Il fait partie des efforts des habitants de Bagdad pour mettre à profit une baisse de la violence qui avait atteint son pic en 2006/2007, et redonner vie à la capitale, jadis l'une des grandes villes dynamiques du Moyen-Orient.

"Le plus important dans ce festival, c'est qu'il a mis en relief la beauté de la femme irakienne, passée inaperçue dans le monde", a déclaré Nadia Hamza Fouad, une organisatrice.

"C'est une première pour nous, après les événements de 2003. Nous voyons cela comme un premier pas vers la réussite", a-t-elle ajouté.

"L'obscurantisme a dominé, et la lumière de la beauté s'est éteinte il y a dix ans, notamment dans les salons pour femmes. La société a été bloquée pendant cette période d'obscurantisme", a encore dit Nadia.

Le festival, parrainé par le syndicat irakien du Travail et du Tourisme, a réuni une poignée de participants en présence desquels esthéticiens et coiffeurs ont démontré leurs talents.

Le festival a été organisé grâce au bouche à oreille pour ne pas attirer l'attention des rebelles qui, même affaiblis par rapport aux dernières années, mènent encore fréquemment des attaques à Bagdad et dans le pays. Bagdad reste l'une des villes les plus dangereuses au monde.

Dans l'une des deux salles de conférences, des experts ont expliqué à de jeunes aspirants les meilleures techniques esthétiques et pratiques commerciales, alors que dans l'autre salle trois grands coiffeurs montraient leurs compétences devant un public curieux.

Le festival a rompu avec le climat de terreur qui régnait dans le pays où des dizaines de milliers de personnes avaient été tuées dans la vague de violence et le conflit confessionnel qui ont suivi l'invasion américaine ayant renversé le régime de Saddam Hussein.

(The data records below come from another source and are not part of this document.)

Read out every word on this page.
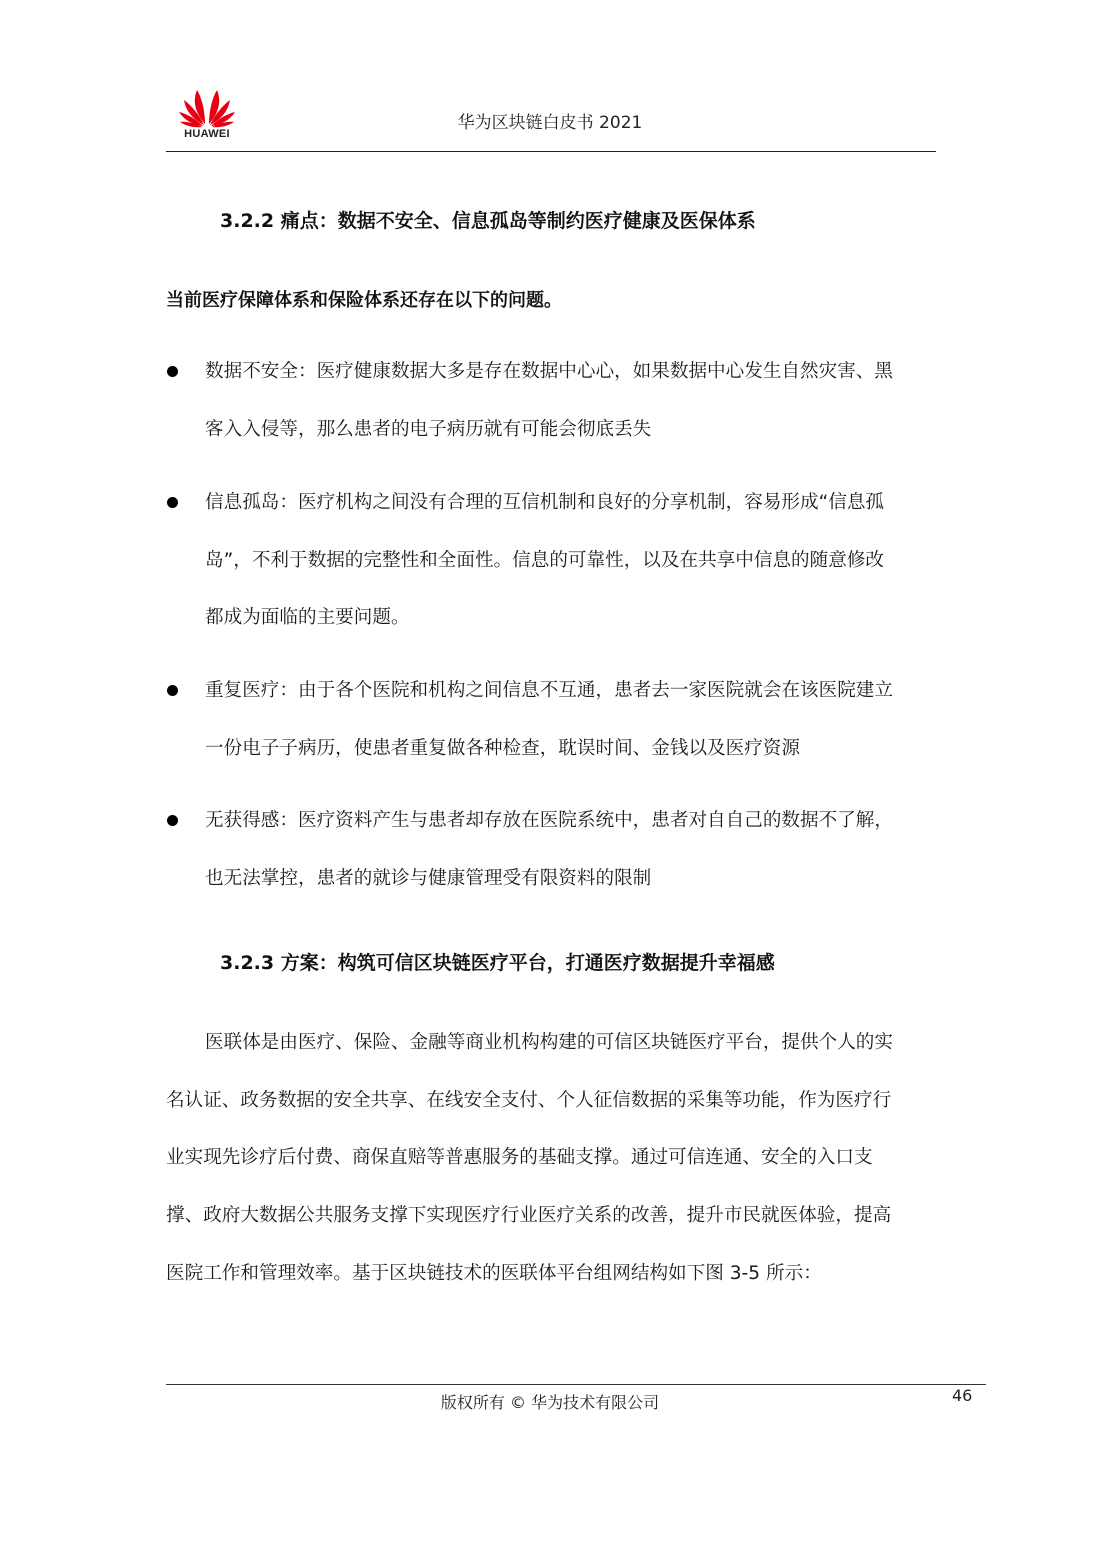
HUAWEI
华为区块链白皮书 2021
3.2.2 痛点：数据不安全、信息孤岛等制约医疗健康及医保体系
当前医疗保障体系和保险体系还存在以下的问题。
数据不安全：医疗健康数据大多是存在数据中心心，如果数据中心发生自然灾害、黑
客入入侵等，那么患者的电子病历就有可能会彻底丢失
信息孤岛：医疗机构之间没有合理的互信机制和良好的分享机制，容易形成“信息孤
岛”，不利于数据的完整性和全面性。信息的可靠性，以及在共享中信息的随意修改
都成为面临的主要问题。
重复医疗：由于各个医院和机构之间信息不互通，患者去一家医院就会在该医院建立
一份电子子病历，使患者重复做各种检查，耽误时间、金钱以及医疗资源
无获得感：医疗资料产生与患者却存放在医院系统中，患者对自自己的数据不了解，
也无法掌控，患者的就诊与健康管理受有限资料的限制
3.2.3 方案：构筑可信区块链医疗平台，打通医疗数据提升幸福感
医联体是由医疗、保险、金融等商业机构构建的可信区块链医疗平台，提供个人的实
名认证、政务数据的安全共享、在线安全支付、个人征信数据的采集等功能，作为医疗行
业实现先诊疗后付费、商保直赔等普惠服务的基础支撑。通过可信连通、安全的入口支
撑、政府大数据公共服务支撑下实现医疗行业医疗关系的改善，提升市民就医体验，提高
医院工作和管理效率。基于区块链技术的医联体平台组网结构如下图 3-5 所示：
版权所有 © 华为技术有限公司	46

"Notre art n'est pas mort"

Des extrémistes religieux s'en prenaient particulièrement aux coiffeurs qui, pour la plupart, ont dû fermer leurs salons. Les femmes, dont une minorité était voilée avant 2003, ont été soudainement obligées de se couvrir et de rester à la maison.

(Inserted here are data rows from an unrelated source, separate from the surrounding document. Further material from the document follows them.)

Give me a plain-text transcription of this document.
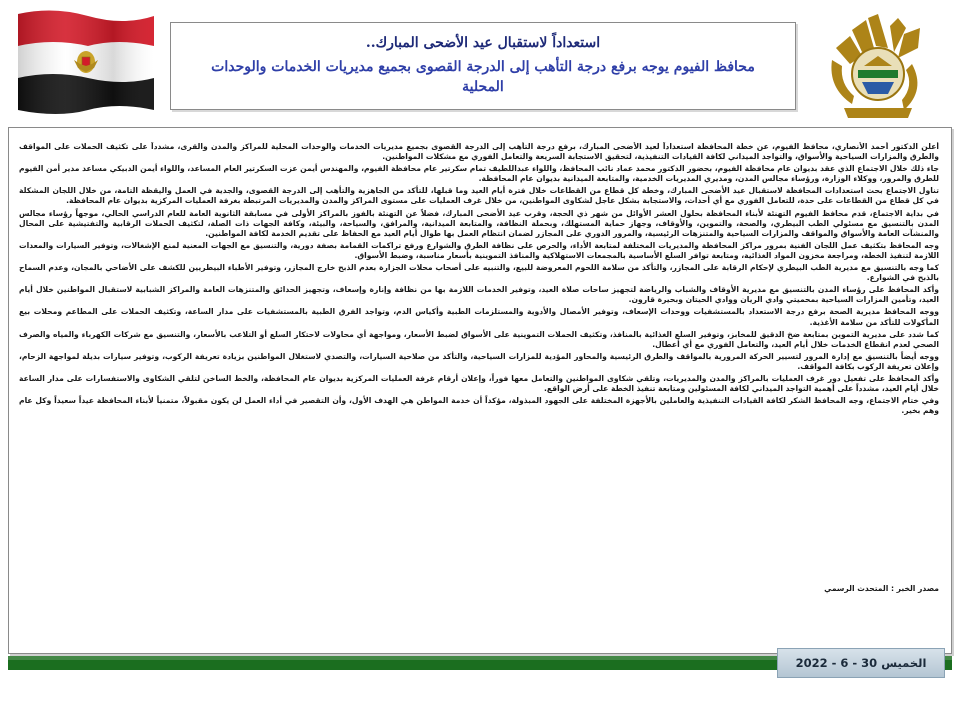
استعداداً لاستقبال عيد الأضحى المبارك..

محافظ الفيوم يوجه برفع درجة التأهب إلى الدرجة القصوى بجميع مديريات الخدمات والوحدات المحلية

أعلن الدكتور أحمد الأنصاري، محافظ الفيوم، عن خطة المحافظة استعداداً لعيد الأضحى المبارك، برفع درجة التأهب إلى الدرجة القصوى بجميع مديريات الخدمات والوحدات المحلية للمراكز والمدن والقرى، مشدداً على تكثيف الحملات على المواقف والطرق والمزارات السياحية والأسواق، والتواجد الميداني لكافة القيادات التنفيذية، لتحقيق الاستجابة السريعة والتعامل الفوري مع مشكلات المواطنين.

جاء ذلك خلال الاجتماع الذي عقد بديوان عام محافظة الفيوم، بحضور الدكتور محمد عماد نائب المحافظ، واللواء عبداللطيف تمام سكرتير عام محافظة الفيوم، والمهندس أيمن عزت السكرتير العام المساعد، واللواء أيمن الدبيكي مساعد مدير أمن الفيوم للطرق والمرور، ووكلاء الوزارة، ورؤساء مجالس المدن، ومديري المديريات الخدمية، والمتابعة الميدانية بديوان عام المحافظة.

تناول الاجتماع بحث استعدادات المحافظة لاستقبال عيد الأضحى المبارك، وخطة كل قطاع من القطاعات خلال فترة أيام العيد وما قبلها، للتأكد من الجاهزية والتأهب إلى الدرجة القصوى، والجدية في العمل واليقظة التامة، من خلال اللجان المشكلة في كل قطاع من القطاعات على حدة، للتعامل الفوري مع أي أحداث، والاستجابة بشكل عاجل لشكاوى المواطنين، من خلال غرف العمليات على مستوى المراكز والمدن والمديريات المرتبطة بغرفة العمليات المركزية بديوان عام المحافظة.

في بداية الاجتماع، قدم محافظ الفيوم التهنئة لأبناء المحافظة بحلول العشر الأوائل من شهر ذي الحجة، وقرب عيد الأضحى المبارك، فضلاً عن التهنئة بالفوز بالمراكز الأولى في مسابقة الثانوية العامة للعام الدراسي الحالي، موجهاً رؤساء مجالس المدن بالتنسيق مع مسئولي الطب البيطري، والصحة، والتموين، والأوقاف، وجهاز حماية المستهلك، وبحملة النظافة، والمتابعة الميدانية، والمرافق، والسياحة، والبيئة، وكافة الجهات ذات الصلة، لتكثيف الحملات الرقابية والتفتيشية على المحال والمنشآت العامة والأسواق والمواقف والمزارات السياحية والمتنزهات الرئيسية، والمرور الدوري على المجازر لضمان انتظام العمل بها طوال أيام العيد مع الحفاظ على تقديم الخدمة لكافة المواطنين.

وجه المحافظ بتكثيف عمل اللجان الفنية بمرور مراكز المحافظة والمديريات المختلفة لمتابعة الأداء، والحرص على نظافة الطرق والشوارع ورفع تراكمات القمامة بصفة دورية، والتنسيق مع الجهات المعنية لمنع الإشغالات، وتوفير السيارات والمعدات اللازمة لتنفيذ الخطة، ومراجعة مخزون المواد الغذائية، ومتابعة توافر السلع الأساسية بالمجمعات الاستهلاكية والمنافذ التموينية بأسعار مناسبة، وضبط الأسواق.

كما وجه بالتنسيق مع مديرية الطب البيطري لإحكام الرقابة على المجازر، والتأكد من سلامة اللحوم المعروضة للبيع، والتنبيه على أصحاب محلات الجزارة بعدم الذبح خارج المجازر، وتوفير الأطباء البيطريين للكشف على الأضاحي بالمجان، وعدم السماح بالذبح في الشوارع.

وأكد المحافظ على رؤساء المدن بالتنسيق مع مديرية الأوقاف والشباب والرياضة لتجهيز ساحات صلاة العيد، وتوفير الخدمات اللازمة بها من نظافة وإنارة وإسعاف، وتجهيز الحدائق والمتنزهات العامة والمراكز الشبابية لاستقبال المواطنين خلال أيام العيد، وتأمين المزارات السياحية بمحميتي وادي الريان ووادي الحيتان وبحيرة قارون.

ووجه المحافظ مديرية الصحة برفع درجة الاستعداد بالمستشفيات ووحدات الإسعاف، وتوفير الأمصال والأدوية والمستلزمات الطبية وأكياس الدم، وتواجد الفرق الطبية بالمستشفيات على مدار الساعة، وتكثيف الحملات على المطاعم ومحلات بيع المأكولات للتأكد من سلامة الأغذية.

كما شدد على مديرية التموين بمتابعة ضخ الدقيق للمخابز، وتوفير السلع الغذائية بالمنافذ، وتكثيف الحملات التموينية على الأسواق لضبط الأسعار، ومواجهة أي محاولات لاحتكار السلع أو التلاعب بالأسعار، والتنسيق مع شركات الكهرباء والمياه والصرف الصحي لعدم انقطاع الخدمات خلال أيام العيد، والتعامل الفوري مع أي أعطال.

ووجه أيضاً بالتنسيق مع إدارة المرور لتسيير الحركة المرورية بالمواقف والطرق الرئيسية والمحاور المؤدية للمزارات السياحية، والتأكد من صلاحية السيارات، والتصدي لاستغلال المواطنين بزيادة تعريفة الركوب، وتوفير سيارات بديلة لمواجهة الزحام، وإعلان تعريفة الركوب بكافة المواقف.

وأكد المحافظ على تفعيل دور غرف العمليات بالمراكز والمدن والمديريات، وتلقي شكاوى المواطنين والتعامل معها فوراً، وإعلان أرقام غرفة العمليات المركزية بديوان عام المحافظة، والخط الساخن لتلقي الشكاوى والاستفسارات على مدار الساعة خلال أيام العيد، مشدداً على أهمية التواجد الميداني لكافة المسئولين ومتابعة تنفيذ الخطة على أرض الواقع.

وفي ختام الاجتماع، وجه المحافظ الشكر لكافة القيادات التنفيذية والعاملين بالأجهزة المختلفة على الجهود المبذولة، مؤكداً أن خدمة المواطن هي الهدف الأول، وأن التقصير في أداء العمل لن يكون مقبولاً، متمنياً لأبناء المحافظة عيداً سعيداً وكل عام وهم بخير.

مصدر الخبر : المتحدث الرسمي
الخميس 30 - 6 - 2022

"Nous nous sommes assis derrière des portes verrouillées et personne d'autres que nos clients ne pouvait nous voir", s'est plaint Najim Achour, l'un des coiffeurs les plus connus d'Irak, propriétaire d'une académie de beauté.

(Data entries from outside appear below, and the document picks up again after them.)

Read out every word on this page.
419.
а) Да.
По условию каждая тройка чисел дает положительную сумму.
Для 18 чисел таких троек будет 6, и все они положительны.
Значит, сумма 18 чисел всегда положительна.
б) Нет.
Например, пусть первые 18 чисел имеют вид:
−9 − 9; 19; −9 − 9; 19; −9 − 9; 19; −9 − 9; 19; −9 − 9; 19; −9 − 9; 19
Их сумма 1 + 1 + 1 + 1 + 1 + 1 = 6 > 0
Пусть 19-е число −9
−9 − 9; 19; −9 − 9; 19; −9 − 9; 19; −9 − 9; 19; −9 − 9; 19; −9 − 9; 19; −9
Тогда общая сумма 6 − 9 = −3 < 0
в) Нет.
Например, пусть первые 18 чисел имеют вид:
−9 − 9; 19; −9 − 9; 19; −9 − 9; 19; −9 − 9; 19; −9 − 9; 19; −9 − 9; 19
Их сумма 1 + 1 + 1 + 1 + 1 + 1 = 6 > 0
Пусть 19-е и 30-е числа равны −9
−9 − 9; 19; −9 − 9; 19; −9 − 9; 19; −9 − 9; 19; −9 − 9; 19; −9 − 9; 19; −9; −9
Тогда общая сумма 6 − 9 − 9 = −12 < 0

"Notre art en Irak est tombé malade, mais il n'est pas mort. Il renaît", se réjouit-il.

Parmi les esthéticiens les plus talentueux, Ali Bolbol, fort d'une expérience de 30 ans, travaille comme maquilleur pour des chaînes de télévision et dirige un centre de beauté dans le centre de Bagdad, ouvert fin 2011. Il est revenu en 2005 dans son pays qu'il avait quitté en 1990 après l'invasion irakienne du Koweït.

Malgré une amélioration de la situation, les participants jugent qu'il reste beaucoup à faire. "Il y a une certaine confusion" mais la situation "est globalement bonne", a dit l'actrice irakienne Milad Sirri.

La peur persiste: "Ce festival est une chance pour les filles irakiennes pour montrer leur beauté, qui reflète la beauté de l'Irak", dit Souad Taha, 20 ans, qui suit une cure de jouvence tout en confiant: "J'ai des sentiments mitigés: de la peur et du bonheur".